As the Indian equity market opened cautiously on Monday, June 30, 2026, with major indices showing a muted performance amidst renewed geopolitical concerns, select banking stocks are drawing significant attention from traders. Jigar S Patel, Senior Technical Research Analyst at Anand Rathi Share and Stock Brokers Ltd, has offered key technical perspectives on YES Bank, ICICI Bank, and Kotak Mahindra Bank ahead of Tuesday's trading session.
Kotak Mahindra Bank: Caution Advised
Kotak Mahindra Bank has recently exhibited a 'double-top' pattern in the Rs 413–415 range, a technical formation that often signals a potential reversal in the prevailing trend. This is further compounded by a negative divergence in the Relative Strength Index (RSI), indicating a weakening of bullish momentum despite the stock testing previous highs.

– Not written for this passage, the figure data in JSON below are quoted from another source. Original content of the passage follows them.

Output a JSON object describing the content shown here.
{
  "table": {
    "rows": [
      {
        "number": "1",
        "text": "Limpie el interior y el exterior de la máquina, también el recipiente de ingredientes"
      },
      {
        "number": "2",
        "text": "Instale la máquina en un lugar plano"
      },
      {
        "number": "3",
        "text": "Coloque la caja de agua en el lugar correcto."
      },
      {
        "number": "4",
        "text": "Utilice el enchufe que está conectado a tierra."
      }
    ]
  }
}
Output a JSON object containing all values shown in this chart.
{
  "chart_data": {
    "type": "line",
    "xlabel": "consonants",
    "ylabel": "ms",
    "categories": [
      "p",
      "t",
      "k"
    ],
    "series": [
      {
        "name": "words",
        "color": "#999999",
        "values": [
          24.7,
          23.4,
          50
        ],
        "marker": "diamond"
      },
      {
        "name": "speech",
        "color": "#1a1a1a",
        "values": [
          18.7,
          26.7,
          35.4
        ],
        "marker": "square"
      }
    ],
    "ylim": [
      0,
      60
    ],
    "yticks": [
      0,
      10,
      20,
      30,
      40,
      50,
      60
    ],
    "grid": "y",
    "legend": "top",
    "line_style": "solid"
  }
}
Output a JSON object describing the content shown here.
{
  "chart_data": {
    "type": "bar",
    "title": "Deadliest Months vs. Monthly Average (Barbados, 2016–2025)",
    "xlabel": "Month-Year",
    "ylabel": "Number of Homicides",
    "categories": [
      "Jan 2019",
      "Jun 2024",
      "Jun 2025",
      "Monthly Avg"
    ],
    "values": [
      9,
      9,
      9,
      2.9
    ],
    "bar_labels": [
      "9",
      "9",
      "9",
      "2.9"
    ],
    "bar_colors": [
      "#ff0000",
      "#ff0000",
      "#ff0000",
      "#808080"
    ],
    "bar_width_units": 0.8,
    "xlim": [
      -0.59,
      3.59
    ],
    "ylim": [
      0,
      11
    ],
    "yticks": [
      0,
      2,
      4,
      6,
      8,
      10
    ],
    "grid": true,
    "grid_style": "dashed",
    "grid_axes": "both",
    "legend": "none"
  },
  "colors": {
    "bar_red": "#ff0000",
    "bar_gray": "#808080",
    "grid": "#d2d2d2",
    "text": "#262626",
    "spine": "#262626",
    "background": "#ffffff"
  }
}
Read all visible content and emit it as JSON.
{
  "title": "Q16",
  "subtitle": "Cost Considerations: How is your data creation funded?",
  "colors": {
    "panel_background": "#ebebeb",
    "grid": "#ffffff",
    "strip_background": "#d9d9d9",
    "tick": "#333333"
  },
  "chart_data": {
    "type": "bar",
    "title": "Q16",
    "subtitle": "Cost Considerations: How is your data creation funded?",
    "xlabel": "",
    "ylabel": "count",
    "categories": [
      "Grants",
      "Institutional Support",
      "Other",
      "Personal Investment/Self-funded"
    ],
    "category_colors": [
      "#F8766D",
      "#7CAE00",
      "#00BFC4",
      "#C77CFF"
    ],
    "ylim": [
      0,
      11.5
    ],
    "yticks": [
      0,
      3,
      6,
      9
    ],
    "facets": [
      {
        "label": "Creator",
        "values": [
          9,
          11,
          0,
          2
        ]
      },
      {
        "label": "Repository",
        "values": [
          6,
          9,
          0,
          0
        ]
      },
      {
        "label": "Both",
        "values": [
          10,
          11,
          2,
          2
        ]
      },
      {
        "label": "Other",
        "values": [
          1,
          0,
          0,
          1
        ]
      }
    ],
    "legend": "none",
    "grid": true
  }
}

This combination suggests an increased likelihood of a short-term pullback, potentially towards the Rs 390–385 support zone. Traders are advised to exercise caution at higher levels until a definitive breakout above Rs 415 is observed. Immediate support for Kotak Mahindra Bank is identified at Rs 385, with resistance at Rs 415.
ICICI Bank: Potential for Profit Booking
Following a rapid ascent from Rs 1,225 to Rs 1,400, ICICI Bank has formed a 'shooting star' candlestick pattern near its Rs 1,400–1,405 resistance area. This pattern typically signals exhaustion in an uptrend, suggesting that buying pressure might be waning and increasing the probability of short-term consolidation or profit booking.
Investors might consider booking partial profits at elevated levels. The stock's immediate support is placed at Rs 1,375, while Rs 1,405 remains a critical resistance point. Sustaining above Rs 1,375 is crucial for maintaining the broader bullish trend, though a decisive move above Rs 1,405 would be required to revive stronger bullish momentum.
YES Bank: Buy on Dips Strategy
YES Bank Ltd has demonstrated a significant positive shift in its trend, marked by a weekly breakout above the Rs 24.30 level. Currently trading around Rs 25.28, the stock is holding firm above this breakout zone. Both daily and weekly RSI indicators are above 50, reflecting robust bullish momentum and growing buying interest.
The technical structure for YES Bank remains constructive as long as the stock maintains its position above Rs 24. A 'buy-on-dips' strategy is recommended, particularly near the Rs 24.5–24 range, rather than chasing prices at higher valuations. Immediate support for YES Bank is at Rs 24, with resistance observed near Rs 25.78.